Function to compute ranks from the dual (regression rankscore) process.
Usage
ranks(v, score="wilcoxon", tau=0.5, trim = NULL)
Arguments
v
object of class "rq.process" generated by rq()
score
The score function desired. Currently implemented score functions
are "wilcoxon", "normal", and "sign"
which are asymptotically optimal for
the logistic, Gaussian and Laplace location shift models respectively.
The "normal" score function is also sometimes called van der Waerden scores.
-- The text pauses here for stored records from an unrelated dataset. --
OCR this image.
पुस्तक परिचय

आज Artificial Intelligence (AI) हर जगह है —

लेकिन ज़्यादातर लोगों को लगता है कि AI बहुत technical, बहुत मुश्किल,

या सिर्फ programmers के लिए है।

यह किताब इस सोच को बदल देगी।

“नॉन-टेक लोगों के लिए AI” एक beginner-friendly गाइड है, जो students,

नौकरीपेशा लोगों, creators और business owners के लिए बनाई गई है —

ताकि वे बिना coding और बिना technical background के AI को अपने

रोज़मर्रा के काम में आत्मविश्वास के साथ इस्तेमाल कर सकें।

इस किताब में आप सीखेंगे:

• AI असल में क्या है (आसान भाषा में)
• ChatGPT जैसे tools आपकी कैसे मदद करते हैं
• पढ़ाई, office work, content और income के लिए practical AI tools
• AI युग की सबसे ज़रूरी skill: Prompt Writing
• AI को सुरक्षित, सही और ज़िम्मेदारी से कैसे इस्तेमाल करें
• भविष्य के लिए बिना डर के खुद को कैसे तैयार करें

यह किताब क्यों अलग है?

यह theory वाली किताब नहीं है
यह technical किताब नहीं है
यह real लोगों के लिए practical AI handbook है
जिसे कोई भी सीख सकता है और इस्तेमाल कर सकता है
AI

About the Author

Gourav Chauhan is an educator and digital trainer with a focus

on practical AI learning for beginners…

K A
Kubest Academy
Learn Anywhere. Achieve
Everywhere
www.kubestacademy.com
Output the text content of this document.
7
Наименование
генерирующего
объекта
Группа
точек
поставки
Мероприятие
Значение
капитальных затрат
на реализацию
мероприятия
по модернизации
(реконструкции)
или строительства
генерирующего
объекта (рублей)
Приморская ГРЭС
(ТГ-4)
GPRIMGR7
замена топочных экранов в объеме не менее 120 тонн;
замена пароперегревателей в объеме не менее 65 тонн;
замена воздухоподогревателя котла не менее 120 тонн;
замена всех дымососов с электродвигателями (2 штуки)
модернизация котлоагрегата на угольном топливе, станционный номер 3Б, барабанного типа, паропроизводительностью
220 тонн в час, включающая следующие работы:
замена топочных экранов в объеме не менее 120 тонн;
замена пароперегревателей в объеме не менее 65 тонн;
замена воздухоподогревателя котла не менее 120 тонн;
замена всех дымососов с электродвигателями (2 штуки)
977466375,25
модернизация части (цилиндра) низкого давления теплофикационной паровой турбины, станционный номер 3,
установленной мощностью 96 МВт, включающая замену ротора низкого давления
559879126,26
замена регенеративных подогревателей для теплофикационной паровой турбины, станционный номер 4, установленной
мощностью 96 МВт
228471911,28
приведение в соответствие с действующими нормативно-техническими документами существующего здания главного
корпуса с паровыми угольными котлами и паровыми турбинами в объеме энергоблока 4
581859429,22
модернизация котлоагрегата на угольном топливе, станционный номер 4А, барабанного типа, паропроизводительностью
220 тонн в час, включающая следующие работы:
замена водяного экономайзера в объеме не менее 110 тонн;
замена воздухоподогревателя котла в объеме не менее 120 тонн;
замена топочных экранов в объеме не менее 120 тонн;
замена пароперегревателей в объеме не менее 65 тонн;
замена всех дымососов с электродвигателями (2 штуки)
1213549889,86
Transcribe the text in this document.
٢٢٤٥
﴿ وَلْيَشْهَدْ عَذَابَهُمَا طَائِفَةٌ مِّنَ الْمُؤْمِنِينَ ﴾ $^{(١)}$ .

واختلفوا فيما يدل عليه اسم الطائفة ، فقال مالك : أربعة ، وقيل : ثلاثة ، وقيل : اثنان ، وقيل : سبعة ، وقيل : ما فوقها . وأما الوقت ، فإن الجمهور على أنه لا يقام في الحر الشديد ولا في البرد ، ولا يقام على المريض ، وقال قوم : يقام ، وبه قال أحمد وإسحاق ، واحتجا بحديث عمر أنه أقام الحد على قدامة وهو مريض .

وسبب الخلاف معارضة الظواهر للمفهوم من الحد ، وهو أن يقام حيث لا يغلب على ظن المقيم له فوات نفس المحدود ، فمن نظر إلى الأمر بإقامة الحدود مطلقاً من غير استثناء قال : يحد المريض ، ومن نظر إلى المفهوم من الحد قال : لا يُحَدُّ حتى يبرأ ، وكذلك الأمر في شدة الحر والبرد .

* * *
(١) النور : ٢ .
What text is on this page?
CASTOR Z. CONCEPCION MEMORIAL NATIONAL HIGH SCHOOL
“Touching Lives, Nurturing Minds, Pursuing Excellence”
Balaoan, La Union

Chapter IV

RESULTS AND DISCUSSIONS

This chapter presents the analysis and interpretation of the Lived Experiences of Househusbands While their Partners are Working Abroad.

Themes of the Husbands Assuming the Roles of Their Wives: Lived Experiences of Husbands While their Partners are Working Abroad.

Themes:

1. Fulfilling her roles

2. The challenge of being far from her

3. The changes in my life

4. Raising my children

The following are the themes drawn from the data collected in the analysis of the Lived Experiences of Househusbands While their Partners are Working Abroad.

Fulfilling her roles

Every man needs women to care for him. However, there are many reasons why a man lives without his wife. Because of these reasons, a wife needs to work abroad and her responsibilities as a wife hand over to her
Also implemented are the "tau" which generalizes sign scores to an
arbitrary quantile, "interquartile" which is appropriate
for tests of scale shift, normalscale for Gaussian scale shift,
halfnormalscale for Gaussian scale shift only to the right of the median,
and lehmann for Lehmann local alternatives. See Koenker (2010) for
further details on the last three of these scores.
tau
the optional value of tau if the "tau" score function is used.
trim
optional trimming proportion parameter(s) – only applicable for the
Wilcoxon score function – when one value is provided there is symmetric
trimming of the score integral to the interval (trim, 1-trim), when
there are two values provided, then the trimming restricts the integration
to (trim[1], trim[2]).
Details
See GJKP(1993) for further details.
Value
The function returns two components. One is the ranks, the
other is a scale factor which is the L_2 norm of the score
function. All score functions should be normalized to have mean zero.
References
Gutenbrunner, C., J. Jureckova, Koenker, R. and Portnoy,
S. (1993) Tests of linear hypotheses based on regression
rank scores, Journal of Nonparametric Statistics, (2), 307–331.
Koenker, R. Rank Tests for Heterogeneous Treatment Effects with Covariates, preprint.